Além disso, ao alertar explicitamente para que os militares rapidamente comecem a "transferência total de poder" para um governo civil de uma "forma justa e inclusiva", a Casa Branca notificou que o exército do Egito continuará a receber apoio do governo de Obama somente se, por sua vez, eles apoiarem uma verdadeira transição democrática.

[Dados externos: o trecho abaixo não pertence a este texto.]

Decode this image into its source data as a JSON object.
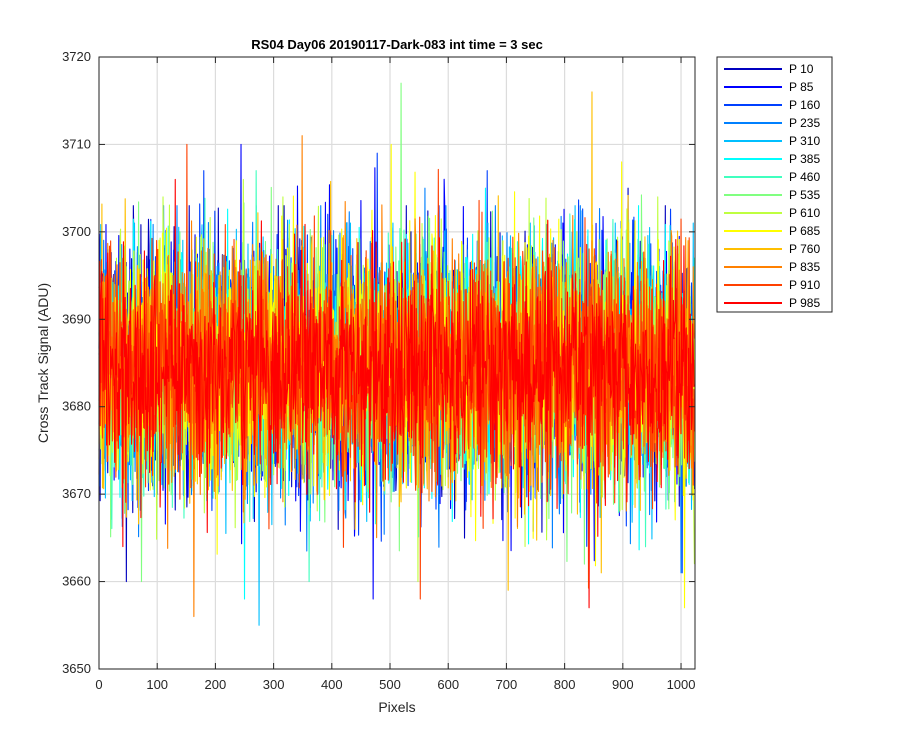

O comunicado, emitido às 3h03 em Washington, foi programado para coincidir com a notícia da escolha de um novo primeiro-ministro pelos militares e para se adiantar em relação aos protestos no Cairo, que atraíram centenas de milhares de pessoas, o maior compadecimento público desta tumultuada semana. Ele indicou, segundo especialistas em política externa, o início de uma mudança na maneira como os Estados Unidos negociam dentro de uma região árabe que sofre rápidas mudanças e tenta preservar os acordos de paz entre Egito e Israel.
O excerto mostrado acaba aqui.